Goodreads: The Impostor Queen
Series: The Impostor Queen #1
Published: January 6, 2016
Sixteen-year-old Elli was only a child when the Elders of Kupari chose her to succeed the Valtia, the queen who wields infinitely powerful ice and fire magic in service of her people. The only life Elli has known has been in the temple, surrounded by luxury, tutored by magic-wielding priests, preparing for the day when the queen perishes—and the ice and fire find a new home in Elli, who is prophesied to be the most powerful Valtia to ever rule.
But when the queen dies defending the kingdom from invading warriors, the magic doesn’t enter Elli. It’s nowhere to be found.
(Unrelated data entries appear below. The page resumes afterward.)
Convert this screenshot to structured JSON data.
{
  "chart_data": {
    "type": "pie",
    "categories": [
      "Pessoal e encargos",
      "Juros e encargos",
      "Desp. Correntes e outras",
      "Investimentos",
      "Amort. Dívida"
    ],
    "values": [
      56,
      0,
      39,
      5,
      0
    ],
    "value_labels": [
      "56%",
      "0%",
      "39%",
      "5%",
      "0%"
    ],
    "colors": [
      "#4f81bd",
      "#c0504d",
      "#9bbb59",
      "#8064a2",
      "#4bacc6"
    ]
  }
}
Disgraced, Elli flees to the outlands, home of banished criminals—some who would love to see the temple burn with all its priests inside. As she finds her footing in this new world, Elli uncovers devastating new information about the Kupari magic, those who wield it, and the prophecy that foretold her destiny. Torn between her love for her people and her growing loyalty to the banished, Elli struggles to understand the true role she was meant to play. But as war looms, she must choose the right side before the kingdom and its magic are completely destroyed.
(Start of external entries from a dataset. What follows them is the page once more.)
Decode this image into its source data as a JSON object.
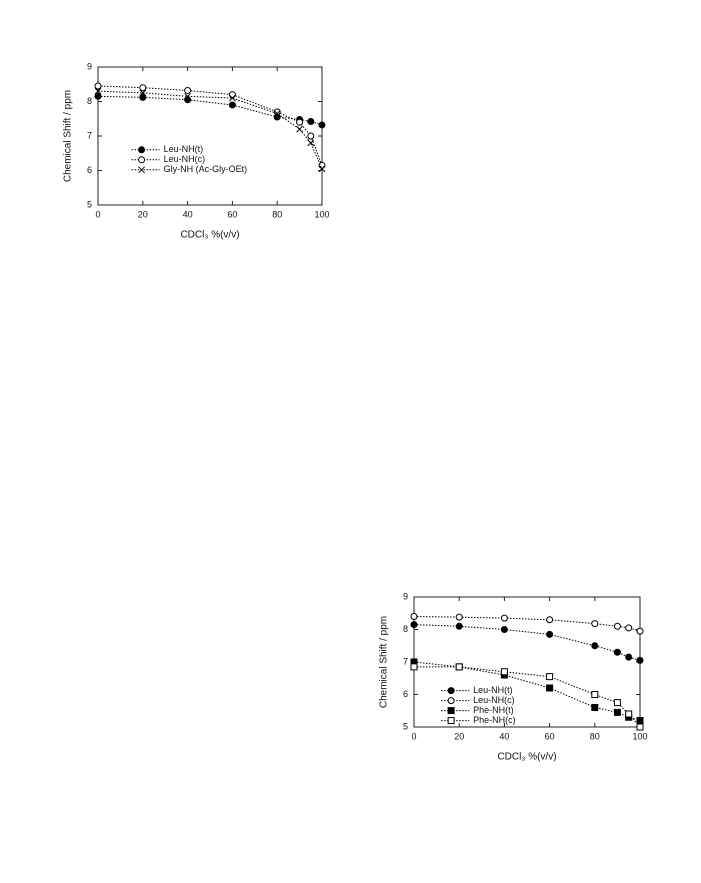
{
  "chart_data": [
    {
      "type": "line",
      "xlabel": "CDCl₃ %(v/v)",
      "ylabel": "Chemical Shift / ppm",
      "x": [
        0,
        20,
        40,
        60,
        80,
        90,
        95,
        100
      ],
      "xlim": [
        0,
        100
      ],
      "xticks": [
        0,
        20,
        40,
        60,
        80,
        100
      ],
      "ylim": [
        5,
        9
      ],
      "yticks": [
        5,
        6,
        7,
        8,
        9
      ],
      "legend": "center-left",
      "line_style": "dotted",
      "series": [
        {
          "name": "Leu-NH(t)",
          "color": "#000000",
          "marker": "filled-circle",
          "values": [
            8.15,
            8.12,
            8.05,
            7.9,
            7.55,
            7.48,
            7.42,
            7.32
          ]
        },
        {
          "name": "Leu-NH(c)",
          "color": "#000000",
          "marker": "open-circle",
          "values": [
            8.45,
            8.4,
            8.32,
            8.2,
            7.7,
            7.4,
            7.0,
            6.15
          ]
        },
        {
          "name": "Gly-NH (Ac-Gly-OEt)",
          "color": "#000000",
          "marker": "cross",
          "values": [
            8.3,
            8.25,
            8.15,
            8.1,
            7.65,
            7.2,
            6.8,
            6.05
          ]
        }
      ]
    },
    {
      "type": "line",
      "xlabel": "CDCl₃ %(v/v)",
      "ylabel": "Chemical Shift / ppm",
      "x": [
        0,
        20,
        40,
        60,
        80,
        90,
        95,
        100
      ],
      "xlim": [
        0,
        100
      ],
      "xticks": [
        0,
        20,
        40,
        60,
        80,
        100
      ],
      "ylim": [
        5,
        9
      ],
      "yticks": [
        5,
        6,
        7,
        8,
        9
      ],
      "legend": "lower-left",
      "line_style": "dotted",
      "series": [
        {
          "name": "Leu-NH(t)",
          "color": "#000000",
          "marker": "filled-circle",
          "values": [
            8.15,
            8.1,
            8.0,
            7.85,
            7.5,
            7.3,
            7.15,
            7.05
          ]
        },
        {
          "name": "Leu-NH(c)",
          "color": "#000000",
          "marker": "open-circle",
          "values": [
            8.4,
            8.38,
            8.35,
            8.3,
            8.18,
            8.1,
            8.05,
            7.95
          ]
        },
        {
          "name": "Phe-NH(t)",
          "color": "#000000",
          "marker": "filled-square",
          "values": [
            7.0,
            6.85,
            6.6,
            6.2,
            5.6,
            5.45,
            5.3,
            5.2
          ]
        },
        {
          "name": "Phe-NH(c)",
          "color": "#000000",
          "marker": "open-square",
          "values": [
            6.85,
            6.85,
            6.7,
            6.55,
            6.0,
            5.75,
            5.4,
            5.0
          ]
        }
      ]
    }
  ]
}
I admit that, for the longest time, I judged this book by its cover. Despire the fantasy-sounding title, I was put off by the distinctly non-fantasy-looking cover and vaguely assumed The Imposter Queen might be a contemporary novel, and that’s just not my preferred genre. I was enlightened as to my mistake after actually taking the time to read the blurb at the library (genius, I know), and I quickly realized I had missing out on a distinctly creative story.
Though the protagonist of The Impostor Queen is spunky, hardworking, and brave, I was really drawn into the story by the worldbuilding. I love the way the magic system functions and am impressed by the detail Fine puts into creating the society. I feel as if I could enter this book and live in it, and that (despite some flaws with the society), I might actually want to. There’s magic in this world, but also a strong spirit of the people and the land that I have to admire.
The plot is interesting, though at times predictable and at other times confusing. At a few different moments I thought the characters had decided upon some important point, solved some mystery, only to realize later that they hadn’t. Overall, however, I enjoyed watching the characters fight for their homes, their people, themselves. I also loved watching the history of the wold unfold.
The love interest I can take or leave. He’s fine. I just wasn’t particularly invested in him or the relationship, and it takes a cliche YA turn. (YA authors just love throwing in drama wherever it fits.) Even without this predictable move, however, I’m not sure I would have found the romance particularly swoon-worthy. There’s nothing wrong with it I can pinpoint, just no spark for me.
Nonetheless, The Impostor Queen is a stand-out fantasy. It has a strong protagonist, breathtaking magic, and world rich with history. I’m surprised more people aren’t talking about this book.